Diğer iki gün de pek farklı geçmedi. Bol cinsel aktivite, çok az romantizm. Duygu biraz daha ilgi beklediğini çeşitli yollarla belli ettiğinde Şefik bunun bir oyun olduğunu hatırlatmakta hiçbir sakınca görmüyordu ki pazar sabahı oyun bitiyordu zaten. Cumartesi gecesi yattıklarında yanağına kondurulan öpücüğe bir karşılık bile vermedi Şefik. Hevesini almıştı, artık yalnız kalma zamanıydı, Duygu’ya buzdolabının üzerinde telefonu yazan taksi durağından sabah için araç isteyebileceğini, ama bulamazsa kendisinin de evine bırakabileceğini söyledi. Duygu, “Ben hallederim,” dedi ve yorganı çenesine kadar çekip uyumayı diledi bir an önce. Kendini daha önce hiç bu kadar değersiz hissetmediğini fark etti.

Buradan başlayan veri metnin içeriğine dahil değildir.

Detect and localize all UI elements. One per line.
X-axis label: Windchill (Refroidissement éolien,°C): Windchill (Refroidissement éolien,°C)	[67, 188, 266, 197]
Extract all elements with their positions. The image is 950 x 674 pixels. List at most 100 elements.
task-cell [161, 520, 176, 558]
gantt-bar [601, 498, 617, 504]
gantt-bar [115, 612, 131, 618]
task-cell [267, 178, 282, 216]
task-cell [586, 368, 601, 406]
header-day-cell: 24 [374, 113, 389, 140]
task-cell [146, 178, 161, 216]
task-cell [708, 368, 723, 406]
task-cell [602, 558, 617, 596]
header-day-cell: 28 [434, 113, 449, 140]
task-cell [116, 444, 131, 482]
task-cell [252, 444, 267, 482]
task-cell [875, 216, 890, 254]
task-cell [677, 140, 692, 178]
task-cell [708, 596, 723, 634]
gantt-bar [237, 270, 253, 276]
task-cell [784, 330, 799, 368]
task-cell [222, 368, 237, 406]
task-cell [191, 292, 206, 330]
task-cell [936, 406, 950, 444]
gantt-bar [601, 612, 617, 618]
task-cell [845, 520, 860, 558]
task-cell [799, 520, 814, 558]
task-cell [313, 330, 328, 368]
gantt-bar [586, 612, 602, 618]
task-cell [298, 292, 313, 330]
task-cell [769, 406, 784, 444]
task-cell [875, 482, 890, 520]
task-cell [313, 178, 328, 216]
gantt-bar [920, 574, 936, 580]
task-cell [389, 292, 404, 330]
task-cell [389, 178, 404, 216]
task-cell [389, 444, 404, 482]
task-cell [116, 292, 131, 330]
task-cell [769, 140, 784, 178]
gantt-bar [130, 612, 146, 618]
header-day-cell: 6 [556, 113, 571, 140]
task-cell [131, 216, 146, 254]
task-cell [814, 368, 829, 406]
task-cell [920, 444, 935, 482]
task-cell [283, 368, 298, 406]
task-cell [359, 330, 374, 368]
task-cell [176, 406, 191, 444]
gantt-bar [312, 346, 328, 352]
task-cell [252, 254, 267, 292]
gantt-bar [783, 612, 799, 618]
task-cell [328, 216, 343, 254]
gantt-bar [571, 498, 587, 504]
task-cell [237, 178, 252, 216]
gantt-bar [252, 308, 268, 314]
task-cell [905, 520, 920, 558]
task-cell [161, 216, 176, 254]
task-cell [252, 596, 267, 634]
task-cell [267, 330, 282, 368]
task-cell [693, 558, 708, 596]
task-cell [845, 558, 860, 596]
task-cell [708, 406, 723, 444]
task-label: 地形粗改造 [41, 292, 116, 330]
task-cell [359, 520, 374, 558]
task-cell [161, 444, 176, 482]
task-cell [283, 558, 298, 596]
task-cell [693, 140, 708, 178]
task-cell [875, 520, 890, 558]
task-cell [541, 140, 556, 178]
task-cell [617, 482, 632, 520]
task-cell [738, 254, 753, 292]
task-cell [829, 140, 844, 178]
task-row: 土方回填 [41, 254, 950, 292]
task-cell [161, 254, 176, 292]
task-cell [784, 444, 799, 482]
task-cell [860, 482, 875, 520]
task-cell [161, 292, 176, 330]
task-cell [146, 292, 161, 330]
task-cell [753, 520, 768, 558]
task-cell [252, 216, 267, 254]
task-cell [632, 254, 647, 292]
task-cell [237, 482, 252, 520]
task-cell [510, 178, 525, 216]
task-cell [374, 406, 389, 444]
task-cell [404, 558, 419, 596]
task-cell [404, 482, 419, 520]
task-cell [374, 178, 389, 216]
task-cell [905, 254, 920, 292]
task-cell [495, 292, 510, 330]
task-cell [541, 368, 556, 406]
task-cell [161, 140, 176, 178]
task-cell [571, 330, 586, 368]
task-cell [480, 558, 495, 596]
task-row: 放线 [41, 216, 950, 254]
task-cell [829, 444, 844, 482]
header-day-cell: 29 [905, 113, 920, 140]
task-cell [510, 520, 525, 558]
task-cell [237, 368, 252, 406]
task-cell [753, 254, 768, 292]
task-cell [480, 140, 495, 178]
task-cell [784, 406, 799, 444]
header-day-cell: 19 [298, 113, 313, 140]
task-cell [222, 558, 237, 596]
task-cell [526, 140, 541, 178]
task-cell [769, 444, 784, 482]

Sabah Duygu duraktan çağırdığı taksiye bindi. Arka koltukta otururken çantasından telefonunu çıkardı. Onun da aklına bir oyun oynamak geldi. Şefik’in iki gündür özellikle alkol aldığında çenesinin fazlasıyla düşerek neredeyse yedi sülalesini anlattığı direktörünün sosyal medya hesabını kolaylıkla buldu, herkese açık bir hesaptı. Kendisinin sahte hesabından direkt mesaj olarak,
“Merhaba Keltoş Kâmil, (Sizden bahsederken böyle hitap ediyor vallahi)
Departmanınızdaki Şefik Erdoğru yalan söyledi size, hasta falan değil. Keyfine göre izin kullanıyor. Bu arada eski eşinizin de kelepçeli sevdiğini söyledi.” yazdı. Telefonundaki fotoğraf galerisinde, çarşambadan cumartesiye tüm fotoğrafların çekim saati ve çekim tarihleriyle beraber ekran görüntülerini alarak gönderdi ki, Keltoş Kâmil doğru söylediğine ikna olsun. Fotoğrafların ortak noktası Şefik’in son derece sağlıklı ve enerjik olduğuydu. Özellikle de ellerinin yatak başına kelepçelendiği fotoğrafta.
Duygu evinin yakınındaki kafenin önünde taksiden indi, kendisine bir sade Türk kahvesi sipariş etti. Bahçedeki çınar ağacının gölgesinde kahvesinden bir yudum aldıktan sonra bir keyif sigarası yaktı.